In the converse case, that of reduction in the supply of currency, there is also reason to expect an elasticity less than unity. As general prices fall owing to the reduction, people will endeavour to protect themselves by displaying greater readiness to part with goods and services, and less to part with currency, and anticipation will thus cause the fall of general prices to outrun the diminution of currency. Pushed to the extreme limit, the policy would put a stop to the circulation of the currency, as it would all be hoarded, and exchanges of goods would be made by barter. But things are never pushed so far, because, long before, substitutes for the existing currency are always introduced and check the rise of purchasing power. For example, as soon as a reduction of our present paper currency went so far as to make £1 of it worth more than 113 grains of fine gold, substitutes for it would begin to come into use in the shape of sovereigns and half-sovereigns.
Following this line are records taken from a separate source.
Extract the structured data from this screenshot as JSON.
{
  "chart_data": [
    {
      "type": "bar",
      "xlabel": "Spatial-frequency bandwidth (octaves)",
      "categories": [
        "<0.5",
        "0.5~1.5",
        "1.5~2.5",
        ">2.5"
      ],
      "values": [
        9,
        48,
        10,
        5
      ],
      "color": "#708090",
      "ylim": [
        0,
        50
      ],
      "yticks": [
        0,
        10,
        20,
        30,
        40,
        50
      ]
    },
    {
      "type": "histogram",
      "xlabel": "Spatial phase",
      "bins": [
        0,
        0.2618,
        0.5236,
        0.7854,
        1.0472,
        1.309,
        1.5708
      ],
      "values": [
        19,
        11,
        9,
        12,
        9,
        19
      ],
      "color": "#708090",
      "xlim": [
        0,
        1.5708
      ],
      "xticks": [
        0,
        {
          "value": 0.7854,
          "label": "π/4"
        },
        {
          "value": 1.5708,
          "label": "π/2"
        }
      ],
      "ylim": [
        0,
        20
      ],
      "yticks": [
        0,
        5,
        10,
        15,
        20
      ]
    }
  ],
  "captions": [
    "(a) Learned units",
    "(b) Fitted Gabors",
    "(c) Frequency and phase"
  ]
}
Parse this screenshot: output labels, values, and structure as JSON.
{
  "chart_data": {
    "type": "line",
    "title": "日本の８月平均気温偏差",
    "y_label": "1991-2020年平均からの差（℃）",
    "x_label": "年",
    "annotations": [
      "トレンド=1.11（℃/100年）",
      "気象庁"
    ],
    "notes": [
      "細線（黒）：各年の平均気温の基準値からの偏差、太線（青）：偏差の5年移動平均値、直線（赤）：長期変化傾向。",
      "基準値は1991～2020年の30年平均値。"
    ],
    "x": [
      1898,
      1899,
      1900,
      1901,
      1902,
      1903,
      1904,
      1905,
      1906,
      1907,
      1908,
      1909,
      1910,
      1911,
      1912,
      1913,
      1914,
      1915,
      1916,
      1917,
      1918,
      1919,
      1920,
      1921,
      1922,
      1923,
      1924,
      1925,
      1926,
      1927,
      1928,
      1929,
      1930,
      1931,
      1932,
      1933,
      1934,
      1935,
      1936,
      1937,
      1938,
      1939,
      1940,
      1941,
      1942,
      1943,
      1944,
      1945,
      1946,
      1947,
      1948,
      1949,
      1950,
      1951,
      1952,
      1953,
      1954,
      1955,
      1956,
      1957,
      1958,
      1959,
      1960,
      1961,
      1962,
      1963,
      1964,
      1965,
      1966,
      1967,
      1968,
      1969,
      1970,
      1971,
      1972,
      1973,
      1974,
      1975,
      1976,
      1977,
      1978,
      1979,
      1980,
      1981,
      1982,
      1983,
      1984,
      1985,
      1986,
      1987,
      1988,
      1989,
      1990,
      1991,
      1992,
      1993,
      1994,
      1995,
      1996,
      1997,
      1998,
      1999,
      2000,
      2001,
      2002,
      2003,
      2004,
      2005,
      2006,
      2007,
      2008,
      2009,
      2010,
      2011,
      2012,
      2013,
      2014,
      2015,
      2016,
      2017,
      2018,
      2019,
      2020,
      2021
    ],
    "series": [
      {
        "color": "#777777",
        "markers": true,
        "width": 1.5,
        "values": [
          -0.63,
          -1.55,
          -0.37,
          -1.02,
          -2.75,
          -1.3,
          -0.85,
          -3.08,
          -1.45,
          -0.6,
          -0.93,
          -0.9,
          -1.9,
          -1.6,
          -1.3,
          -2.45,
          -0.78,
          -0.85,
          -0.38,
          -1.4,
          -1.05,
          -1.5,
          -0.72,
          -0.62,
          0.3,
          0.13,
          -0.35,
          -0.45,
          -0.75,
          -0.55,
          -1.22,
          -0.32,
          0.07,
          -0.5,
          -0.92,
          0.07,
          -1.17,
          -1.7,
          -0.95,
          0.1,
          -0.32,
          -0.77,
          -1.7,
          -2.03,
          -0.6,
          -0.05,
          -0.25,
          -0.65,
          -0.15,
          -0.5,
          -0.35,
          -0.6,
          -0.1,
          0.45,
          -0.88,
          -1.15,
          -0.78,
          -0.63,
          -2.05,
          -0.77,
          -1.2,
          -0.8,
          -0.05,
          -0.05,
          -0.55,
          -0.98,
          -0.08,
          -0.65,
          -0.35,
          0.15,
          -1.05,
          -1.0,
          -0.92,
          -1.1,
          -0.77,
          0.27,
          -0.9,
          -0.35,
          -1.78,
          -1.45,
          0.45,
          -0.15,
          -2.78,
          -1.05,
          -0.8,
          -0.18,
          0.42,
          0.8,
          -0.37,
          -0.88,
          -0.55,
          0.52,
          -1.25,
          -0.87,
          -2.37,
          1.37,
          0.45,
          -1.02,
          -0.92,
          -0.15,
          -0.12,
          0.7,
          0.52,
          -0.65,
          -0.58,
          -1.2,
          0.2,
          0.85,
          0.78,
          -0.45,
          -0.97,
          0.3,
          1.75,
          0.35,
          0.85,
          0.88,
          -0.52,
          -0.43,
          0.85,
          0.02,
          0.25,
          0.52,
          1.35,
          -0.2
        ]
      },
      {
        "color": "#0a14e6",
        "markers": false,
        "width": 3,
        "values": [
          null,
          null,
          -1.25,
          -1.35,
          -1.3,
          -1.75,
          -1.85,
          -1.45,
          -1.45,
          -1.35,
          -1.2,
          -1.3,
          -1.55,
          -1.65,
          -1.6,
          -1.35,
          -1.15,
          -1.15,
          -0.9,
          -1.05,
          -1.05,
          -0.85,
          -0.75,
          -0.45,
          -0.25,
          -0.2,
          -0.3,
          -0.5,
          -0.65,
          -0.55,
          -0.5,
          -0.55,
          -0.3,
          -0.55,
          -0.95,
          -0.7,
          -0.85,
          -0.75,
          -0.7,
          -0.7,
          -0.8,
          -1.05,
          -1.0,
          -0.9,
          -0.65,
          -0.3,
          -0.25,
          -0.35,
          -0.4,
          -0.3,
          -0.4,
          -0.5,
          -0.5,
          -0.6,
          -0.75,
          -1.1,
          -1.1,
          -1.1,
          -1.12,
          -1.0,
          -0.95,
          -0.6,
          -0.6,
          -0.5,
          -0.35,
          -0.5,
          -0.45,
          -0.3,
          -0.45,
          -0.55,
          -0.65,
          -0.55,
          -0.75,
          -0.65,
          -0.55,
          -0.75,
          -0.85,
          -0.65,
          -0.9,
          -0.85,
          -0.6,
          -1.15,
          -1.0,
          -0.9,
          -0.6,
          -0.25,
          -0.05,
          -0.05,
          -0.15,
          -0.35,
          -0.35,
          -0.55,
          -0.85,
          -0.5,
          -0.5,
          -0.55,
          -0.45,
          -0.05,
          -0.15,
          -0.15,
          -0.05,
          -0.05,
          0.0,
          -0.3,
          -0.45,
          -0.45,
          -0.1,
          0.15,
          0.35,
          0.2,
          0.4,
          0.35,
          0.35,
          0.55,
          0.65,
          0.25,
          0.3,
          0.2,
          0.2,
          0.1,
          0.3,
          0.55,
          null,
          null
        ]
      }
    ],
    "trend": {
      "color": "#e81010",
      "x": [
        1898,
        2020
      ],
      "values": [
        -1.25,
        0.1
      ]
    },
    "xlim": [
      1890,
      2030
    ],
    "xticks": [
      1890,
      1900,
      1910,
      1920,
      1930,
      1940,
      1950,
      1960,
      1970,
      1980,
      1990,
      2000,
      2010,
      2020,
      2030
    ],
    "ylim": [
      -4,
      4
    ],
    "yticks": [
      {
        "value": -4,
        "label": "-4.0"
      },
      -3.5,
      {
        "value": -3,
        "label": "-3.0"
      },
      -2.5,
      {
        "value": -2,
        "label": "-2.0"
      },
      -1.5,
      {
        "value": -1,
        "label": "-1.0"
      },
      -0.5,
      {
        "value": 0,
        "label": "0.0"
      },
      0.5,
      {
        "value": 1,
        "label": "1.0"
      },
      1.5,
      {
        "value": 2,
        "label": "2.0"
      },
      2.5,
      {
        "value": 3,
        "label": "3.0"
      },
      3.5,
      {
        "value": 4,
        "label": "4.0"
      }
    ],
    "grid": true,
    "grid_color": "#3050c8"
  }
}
Lovers of paradox might say that a currency may go out of use either because it is too cheap, or because it is too dear, but that is not the true conclusion of my argument. The true conclusion is that a continuance of rapid change in either direction will cause a currency to go out of use. This is perfectly reasonable, stability of value being one of the most important requisites of useful currency, and Gresham's law that bad money drives out good being fortunately quite untrue of the long run.
Notes for this chapter
Read before Section F of the British Association, Edinburgh, 1921.
I quote from Miss Van Dorp's review of Dr. G. M. V. Stuart's Inleiding tot de Leer van de Waardevastheid van het Geld, in Economic Journal, June 1921, but I am not sure whether the opinion is that of the author or the reviewer, or both.